Tabubruch vs. Lapsus

Die Brisanz dieser Worte war den deutschen Interviewern offenbar gar nicht aufgefallen, in Israel hingegen merkte man sofort, dass Olmert entweder ein Tabu gebrochen oder dass ihm eine peinliche Fehlleistung unterlaufen war.

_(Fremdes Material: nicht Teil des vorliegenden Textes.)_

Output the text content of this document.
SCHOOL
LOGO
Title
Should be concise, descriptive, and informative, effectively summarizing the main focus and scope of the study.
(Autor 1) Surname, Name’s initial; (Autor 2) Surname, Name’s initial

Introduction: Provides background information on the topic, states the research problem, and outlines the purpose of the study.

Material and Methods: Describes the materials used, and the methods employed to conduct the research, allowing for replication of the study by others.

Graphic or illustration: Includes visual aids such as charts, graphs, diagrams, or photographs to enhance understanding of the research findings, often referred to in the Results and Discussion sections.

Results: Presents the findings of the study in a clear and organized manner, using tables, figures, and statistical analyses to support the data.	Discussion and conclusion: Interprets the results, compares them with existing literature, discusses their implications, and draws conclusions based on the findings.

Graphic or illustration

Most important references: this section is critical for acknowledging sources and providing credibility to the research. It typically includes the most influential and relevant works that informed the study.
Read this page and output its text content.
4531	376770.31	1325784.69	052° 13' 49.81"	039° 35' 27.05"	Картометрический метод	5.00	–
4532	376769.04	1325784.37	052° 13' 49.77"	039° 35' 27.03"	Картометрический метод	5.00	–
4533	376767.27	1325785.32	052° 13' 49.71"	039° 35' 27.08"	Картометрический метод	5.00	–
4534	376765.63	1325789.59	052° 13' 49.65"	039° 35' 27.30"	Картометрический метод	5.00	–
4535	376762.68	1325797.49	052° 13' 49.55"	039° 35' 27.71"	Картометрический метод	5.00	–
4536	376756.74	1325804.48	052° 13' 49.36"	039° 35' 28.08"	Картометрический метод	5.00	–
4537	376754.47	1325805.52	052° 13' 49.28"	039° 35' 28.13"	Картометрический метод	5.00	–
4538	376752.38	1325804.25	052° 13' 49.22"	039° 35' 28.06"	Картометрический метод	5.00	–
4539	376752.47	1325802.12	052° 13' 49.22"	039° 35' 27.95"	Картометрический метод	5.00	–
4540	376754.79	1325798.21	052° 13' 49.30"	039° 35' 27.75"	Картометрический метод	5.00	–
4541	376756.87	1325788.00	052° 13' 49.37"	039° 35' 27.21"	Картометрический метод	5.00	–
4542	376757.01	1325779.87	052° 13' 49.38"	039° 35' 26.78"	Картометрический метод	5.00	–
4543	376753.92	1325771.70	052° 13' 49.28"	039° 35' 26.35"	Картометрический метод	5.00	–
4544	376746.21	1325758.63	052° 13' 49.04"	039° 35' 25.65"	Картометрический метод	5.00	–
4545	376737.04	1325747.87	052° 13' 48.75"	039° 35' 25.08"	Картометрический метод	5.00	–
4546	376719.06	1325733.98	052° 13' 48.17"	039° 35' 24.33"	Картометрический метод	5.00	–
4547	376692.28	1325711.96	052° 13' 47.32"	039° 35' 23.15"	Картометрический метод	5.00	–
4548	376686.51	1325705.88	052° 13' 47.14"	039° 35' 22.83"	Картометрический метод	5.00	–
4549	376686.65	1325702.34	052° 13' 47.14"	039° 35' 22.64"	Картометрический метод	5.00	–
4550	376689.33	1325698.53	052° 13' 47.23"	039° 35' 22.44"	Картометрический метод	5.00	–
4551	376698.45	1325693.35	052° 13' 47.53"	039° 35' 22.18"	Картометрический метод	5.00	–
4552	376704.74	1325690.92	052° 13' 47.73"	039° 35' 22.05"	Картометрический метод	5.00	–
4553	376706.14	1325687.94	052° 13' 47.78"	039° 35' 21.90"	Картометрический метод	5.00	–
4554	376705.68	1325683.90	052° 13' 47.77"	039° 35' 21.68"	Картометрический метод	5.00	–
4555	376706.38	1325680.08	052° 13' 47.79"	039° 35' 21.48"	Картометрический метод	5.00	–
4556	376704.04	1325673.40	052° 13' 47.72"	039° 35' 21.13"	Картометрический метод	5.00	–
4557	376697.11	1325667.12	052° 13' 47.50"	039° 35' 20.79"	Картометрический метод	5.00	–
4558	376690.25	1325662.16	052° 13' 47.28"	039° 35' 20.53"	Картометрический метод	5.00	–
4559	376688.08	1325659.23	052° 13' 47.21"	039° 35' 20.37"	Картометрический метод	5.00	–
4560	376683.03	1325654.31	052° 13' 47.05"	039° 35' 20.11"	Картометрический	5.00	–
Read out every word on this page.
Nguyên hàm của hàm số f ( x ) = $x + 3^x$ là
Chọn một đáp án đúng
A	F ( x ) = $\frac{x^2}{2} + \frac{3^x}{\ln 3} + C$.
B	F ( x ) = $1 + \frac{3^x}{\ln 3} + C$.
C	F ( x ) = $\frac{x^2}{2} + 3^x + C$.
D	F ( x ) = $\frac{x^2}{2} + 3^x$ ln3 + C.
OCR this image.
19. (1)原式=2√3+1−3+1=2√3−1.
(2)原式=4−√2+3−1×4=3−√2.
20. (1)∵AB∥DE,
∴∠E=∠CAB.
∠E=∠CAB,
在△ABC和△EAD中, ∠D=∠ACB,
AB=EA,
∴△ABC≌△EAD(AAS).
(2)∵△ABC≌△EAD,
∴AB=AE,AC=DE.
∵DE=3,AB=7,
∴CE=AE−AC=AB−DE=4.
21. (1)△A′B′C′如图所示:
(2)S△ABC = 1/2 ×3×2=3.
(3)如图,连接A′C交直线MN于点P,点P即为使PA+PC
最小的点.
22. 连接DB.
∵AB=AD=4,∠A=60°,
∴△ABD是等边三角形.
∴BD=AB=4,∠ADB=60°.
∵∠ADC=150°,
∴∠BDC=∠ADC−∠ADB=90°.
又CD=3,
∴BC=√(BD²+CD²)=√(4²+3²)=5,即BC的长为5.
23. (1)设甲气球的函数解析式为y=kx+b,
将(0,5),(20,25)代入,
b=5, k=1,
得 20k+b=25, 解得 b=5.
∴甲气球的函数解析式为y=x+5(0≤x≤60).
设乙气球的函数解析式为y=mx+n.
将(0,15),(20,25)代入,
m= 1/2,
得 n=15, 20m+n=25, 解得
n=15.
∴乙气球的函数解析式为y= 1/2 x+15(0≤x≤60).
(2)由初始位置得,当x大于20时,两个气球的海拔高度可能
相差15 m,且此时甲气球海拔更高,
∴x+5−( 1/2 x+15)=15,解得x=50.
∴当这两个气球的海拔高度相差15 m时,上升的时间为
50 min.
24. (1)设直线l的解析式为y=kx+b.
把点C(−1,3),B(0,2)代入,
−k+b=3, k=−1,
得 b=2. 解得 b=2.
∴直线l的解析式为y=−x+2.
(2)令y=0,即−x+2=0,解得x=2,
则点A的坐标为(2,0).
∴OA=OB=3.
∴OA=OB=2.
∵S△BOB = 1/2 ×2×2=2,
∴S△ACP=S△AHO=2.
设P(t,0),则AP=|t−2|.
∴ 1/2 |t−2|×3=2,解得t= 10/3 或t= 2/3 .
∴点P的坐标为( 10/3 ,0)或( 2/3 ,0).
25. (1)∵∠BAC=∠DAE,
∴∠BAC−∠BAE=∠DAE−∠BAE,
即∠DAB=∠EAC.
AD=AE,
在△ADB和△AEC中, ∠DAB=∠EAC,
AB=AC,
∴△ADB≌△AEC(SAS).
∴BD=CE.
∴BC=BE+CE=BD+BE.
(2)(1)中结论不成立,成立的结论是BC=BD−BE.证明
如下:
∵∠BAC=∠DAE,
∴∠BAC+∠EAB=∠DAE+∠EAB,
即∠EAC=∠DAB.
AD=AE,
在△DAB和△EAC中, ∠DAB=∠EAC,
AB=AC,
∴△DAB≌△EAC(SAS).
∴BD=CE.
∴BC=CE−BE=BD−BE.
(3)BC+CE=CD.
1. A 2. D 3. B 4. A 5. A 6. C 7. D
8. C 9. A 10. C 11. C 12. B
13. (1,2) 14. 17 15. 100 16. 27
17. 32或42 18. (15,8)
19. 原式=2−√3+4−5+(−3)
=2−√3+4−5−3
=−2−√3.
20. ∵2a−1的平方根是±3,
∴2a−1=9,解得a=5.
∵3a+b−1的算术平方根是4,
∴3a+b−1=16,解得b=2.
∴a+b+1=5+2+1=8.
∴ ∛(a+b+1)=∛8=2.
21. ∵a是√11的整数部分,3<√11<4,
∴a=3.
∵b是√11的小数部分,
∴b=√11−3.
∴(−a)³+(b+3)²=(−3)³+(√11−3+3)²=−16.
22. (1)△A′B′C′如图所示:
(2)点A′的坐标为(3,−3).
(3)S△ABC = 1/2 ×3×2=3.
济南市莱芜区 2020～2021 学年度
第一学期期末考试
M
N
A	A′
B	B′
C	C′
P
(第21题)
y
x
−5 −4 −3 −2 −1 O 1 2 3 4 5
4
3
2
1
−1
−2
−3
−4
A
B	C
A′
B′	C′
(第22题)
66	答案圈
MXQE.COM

Es gilt zwar sowohl in Israel als auch weltweit als Faktum, dass der kleine Judenstaat seit Jahrzehnten an die 200 Atomsprengköpfe lagert, offiziell setzen die Israelis aber stoisch auf „nukleare Zweideutigkeit“. Indem es den Besitz von Kernwaffen weder zugibt noch bestreitet, will Israel potenzielle Angreifer verunsichern und die größtmögliche Abschreckungswirkung erzielen, ohne sich internationaler Kritik auszusetzen und die Rechtfertigung für ein nukleares Wettrüsten in der Region zu liefern.

Politikschwenk

Nun sei aber dem Regierungschef höchstpersönlich etwas herausgeschlüpft, wofür jeder israelische Journalist von der Militärzensur verfolgt würde, schrieb ein Kommentator, und sowohl die Rechts- als auch die Linksopposition empörten sich über den Lapsus, der „die Politik von fast einem halben Jahrhundert infrage stellt“. Im Umfeld des Premierministers, der gestern in Berlin von Bundeskanzlerin Angela Merkel empfangen wurde (siehe Seite 3), versuchte man, den Schaden zu begrenzen: Olmert habe an keiner Stelle gesagt, dass Israel tatsächlich über Kernwaffen verfüge, er habe Israel bloß in eine Reihe mit „demokratischen und verantwortungsbewussten Ländern“ gestellt, um den Unterschied zum Iran klarzumachen. „Die Politik hat sich nicht geändert“, versicherte gestern Verteidigungsminister Amir Peretz und sandte zugleich ein Warnsignal aus: „Wir werden unsere Arbeit machen – niemand soll denken, dass wir angesichts aller Entwicklungen tatenlos bleiben werden.(Ben Segenreich aus Tel Aviv/DER STANDARD, Printausgabe, 13.12.2006)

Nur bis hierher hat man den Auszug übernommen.